My college journalism training began in the thick of
Watergate. It’s a frame of reference --- context --- for anyone who studies
investigative reporting, politics, and history. Yet, my students today, having
been born two decades after the scandal, may have memorized Nixon’s name among all
of the presidents in grade school, and perhaps they recall that he was forced to
resign for something, but what is kind of hazy.
Watergate is as unknown to them as the “global village”
theory of the 70s. You know, the global village they are now living in thanks
to the Internet. (I have a student who travels daily to Spain to practice his
Spanish via the application
Periscope,
where he talks to Spaniards and visits live lectures in Spanish and is able to
interact with the speakers and other online audience members.)

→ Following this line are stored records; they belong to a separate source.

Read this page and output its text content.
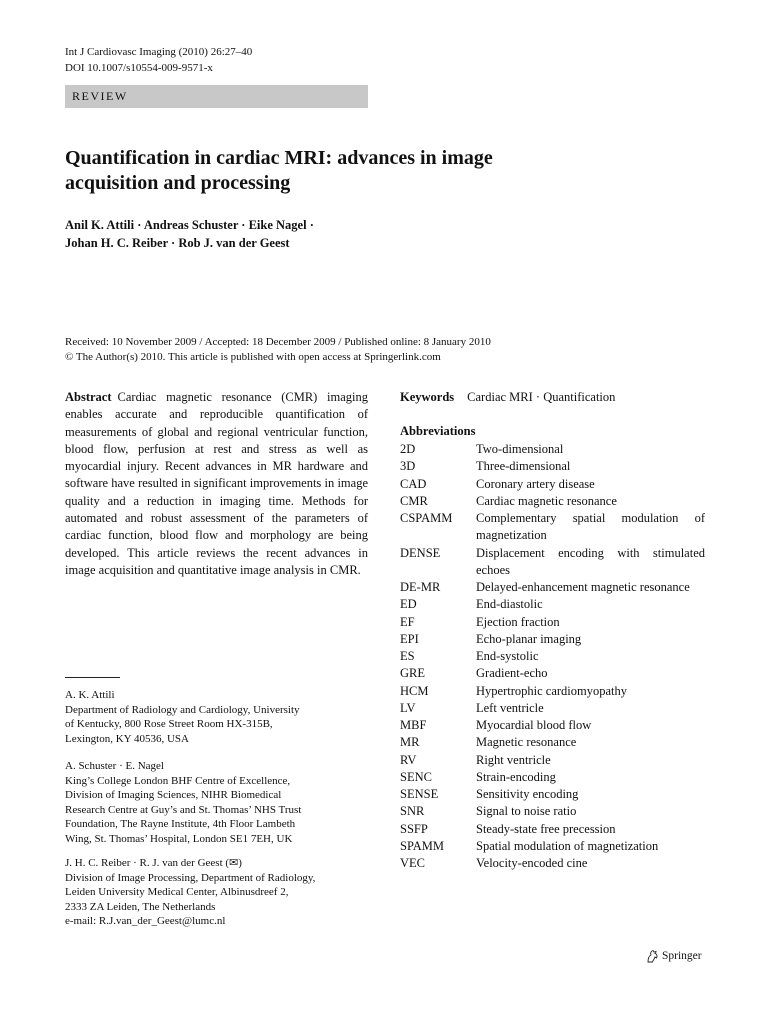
Int J Cardiovasc Imaging (2010) 26:27–40
DOI 10.1007/s10554-009-9571-x
REVIEW
Quantification in cardiac MRI: advances in image
acquisition and processing
Anil K. Attili · Andreas Schuster · Eike Nagel ·
Johan H. C. Reiber · Rob J. van der Geest
Received: 10 November 2009 / Accepted: 18 December 2009 / Published online: 8 January 2010
© The Author(s) 2010. This article is published with open access at Springerlink.com
Abstract Cardiac magnetic resonance (CMR) imaging enables accurate and reproducible quantification of measurements of global and regional ventricular function, blood flow, perfusion at rest and stress as well as myocardial injury. Recent advances in MR hardware and software have resulted in significant improvements in image quality and a reduction in imaging time. Methods for automated and robust assessment of the parameters of cardiac function, blood flow and morphology are being developed. This article reviews the recent advances in image acquisition and quantitative image analysis in CMR.
A. K. Attili
Department of Radiology and Cardiology, University
of Kentucky, 800 Rose Street Room HX-315B,
Lexington, KY 40536, USA
A. Schuster · E. Nagel
King’s College London BHF Centre of Excellence,
Division of Imaging Sciences, NIHR Biomedical
Research Centre at Guy’s and St. Thomas’ NHS Trust
Foundation, The Rayne Institute, 4th Floor Lambeth
Wing, St. Thomas’ Hospital, London SE1 7EH, UK
J. H. C. Reiber · R. J. van der Geest (✉)
Division of Image Processing, Department of Radiology,
Leiden University Medical Center, Albinusdreef 2,
2333 ZA Leiden, The Netherlands
e-mail: R.J.van_der_Geest@lumc.nl
Keywords Cardiac MRI · Quantification
Abbreviations
2D	Two-dimensional
3D	Three-dimensional
CAD	Coronary artery disease
CMR	Cardiac magnetic resonance
CSPAMM	Complementary spatial modulation of magnetization
DENSE	Displacement encoding with stimulated echoes
DE-MR	Delayed-enhancement magnetic resonance
ED	End-diastolic
EF	Ejection fraction
EPI	Echo-planar imaging
ES	End-systolic
GRE	Gradient-echo
HCM	Hypertrophic cardiomyopathy
LV	Left ventricle
MBF	Myocardial blood flow
MR	Magnetic resonance
RV	Right ventricle
SENC	Strain-encoding
SENSE	Sensitivity encoding
SNR	Signal to noise ratio
SSFP	Steady-state free precession
SPAMM	Spatial modulation of magnetization
VEC	Velocity-encoded cine
Springer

In my lifetime, free citizens of African decent were still
(are still) fighting and dying for the rights guaranteed to them 100 years
before (Civil War) and even earlier in our Constitution. The knowledge that
people around me, people I knew were not (are not) equally enjoying the privileges and
protections of this country DID shape my life. Now, though, that’s just the
stuff for some history books. Those who are not directly affected have no frame a
reference for it, no context.
I recently pointed out to a media class that the FCC has
determined the cable providers can no longer require customers to rent their
cable boxes. If we do the monthly rental fee math for a life-time of rental
fees we can easily figure out why these companies are making healthy profits.
How much could one cable box really cost? U.S. Senators Edward Markey (D-MA)
and Richard Blumenthal (D-CT) reported last July, in preparation for the FCC
decision, that the rental boxes are worth
$19.5
billion a year to the cable industry. Hello! Seriously, how much could that
box cost to make? Ars Technica, an online technology blog reports that the
average household pays $232 a year on cable box rentals, suggesting that the
boxes are well paid for even in the first year of rental. (
Ars
Technica, July 30, 2015)
My students weren’t shocked, offended or outraged by such a bilking
of the viewing audience. Their response was to just stare at me as if wondering
aloud why I would bring this up in a media class.
I’m the one who was shocked when I realized that these
students have little or no frame of reference for cable boxes. They are the
unplugged generation. They don’t have cable, so no cable boxes either. They get
all of their media on smartphones, tablets and computers. For many, email is
also a vintage idea having been replaced by texting and social media forms of
communication with friends and family. Cable boxes are as foreign to these
20-somethings as are CD players and newspapers. Don’t even mention typewriters
and record players. ;-)
Welcome to the generation gap, where the “when I was your
age,” stories are not welcomed by the younger recipients because they have no
frame of reference. Give it 40 years and they will be wishing they’d listened
more closely.
It’s as if we are on slightly different plains with the
generations that follow --- just enough off kilter and out of the frame that
what we offer is too foreign for them to put into a context for their own
understanding.
So here I am at an age when this epiphany can only happen
and with no one younger willing to listen or able to understand the awareness
that just smacked me in the face. No wonder bad history repeats itself. And
what energy we are wasting on that repetition. We have the lessons just too few willing to learn
them.
I’m pretty sure that all that’s left of me in my frame of
reference is the bad profile side of my nose.